A similar strategy was employed a decade earlier to prepare an analogous prochiral precursor for cortisone. However, as we shall see, a different enantioselective transformation of the prochiral precursor 467 (see below) was used to introduce asymmetry into this synthesis of cortisone by Velluz.

A symmetrical starting material 463 is converted to the Michael acceptor 466 through Friedel-Crafts acylation of ethylene with the acid chloride 464 and dehydrochlorination of the intermediate β-chloro ketone 465. Although the yield of 466 is poor, it is readily available in kilogram quantities from inexpensive starting materials. Condensation of 466 with the intact D ring precursor 380 delivers 467. Enantioselective microbiological reduction provides the optically pure mono reduction product 468 in good yield as a single diastereomer.

Acid-catalyzed intramolecular aldol condensation then creates the C ring in 469. Stereoselective saturation of the C=C bond in 470 creates the requisite trans CD ring fusion, without a need for the lengthy ring contraction process of the Woodward construction of the trans CD ring fusion. To achieve selective polar connection at the carboxyl carbon in 470 of a nucleophilic fragment containing the remaining carbons required for the A and B rings, the ketone carbonyl must be masked. This is accomplished intramolecularly by enol esterification to give 471.

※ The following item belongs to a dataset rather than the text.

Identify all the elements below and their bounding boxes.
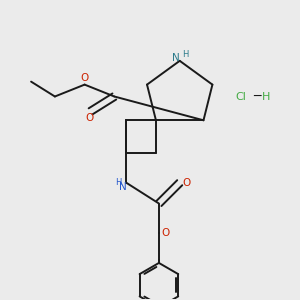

Grignard reagent 472 reacts with 471 to deliver 473 that is cyclized by intramolecular aldol condensation to provide the B ring in 474. The correct configuration at position 8 is assured by thermodynamic control because this center is conjugated with the carbonyl at position 5. Nevertheless, proton abstraction from 474 occurs primarily at the 11 position leading upon angular methylation to 475 completely stereoselectively with the requisite configuration for cortisone. The stereoselectivity of this alkylation contrasts sharply with the lack of stereoselectivity observed in the corresponding 384 to 385 conversion in the Woodward synthesis. The contrasting stereochemical behavior of these two alkylations are a consequence of mechanistic differences. Thus, the alkylation of 439 is a reversible, thermodynamically controlled, Michael reaction whereas the methylation of 474 is a kinetically controlled process. Axial methylation from the β face of the enolate is stereoelectronically preferred because it leads directly to the chair conformer of 475.

Generation of the A ring is then accomplished with a third intramolecular aldol condensation providing 476 after hydrolysis of the 17 benzoate. Oxidation of the 17 hydroxyl, and introduction of oxygen at the 11 position by addition of \(\ce{HOBr}\) provides 477 that, upon oxidation and reductive debromination, delivers 478 stereoselectively with the thermodynamically preferred configuration at position 9 which is α to the carbontyl at position 11. Finally, elaboration of the cortisone side chain was accomplished by ethynylation of the more electrophilic unconjugated 17 carbonyl. Catalytic hydrogenation then provided the tertiary allylic alcohol 4 7 9 . Bromodehydroxylation of 4 7 9 occurred with allylic rearrangement, presumably through an allylic cation intermediate, while replacement of \(\ce{Br}\) in 480 with \(\ce{OAc}\) proceded by a direct S_N2 substitution. The unusual oxidizing agent, phenyliodosodiacetate and a catalytic quantity of \(\ce{OsO4}\), converted the more nucleophilic C=C bond in 481 directly into the α hydroxy ketone 482.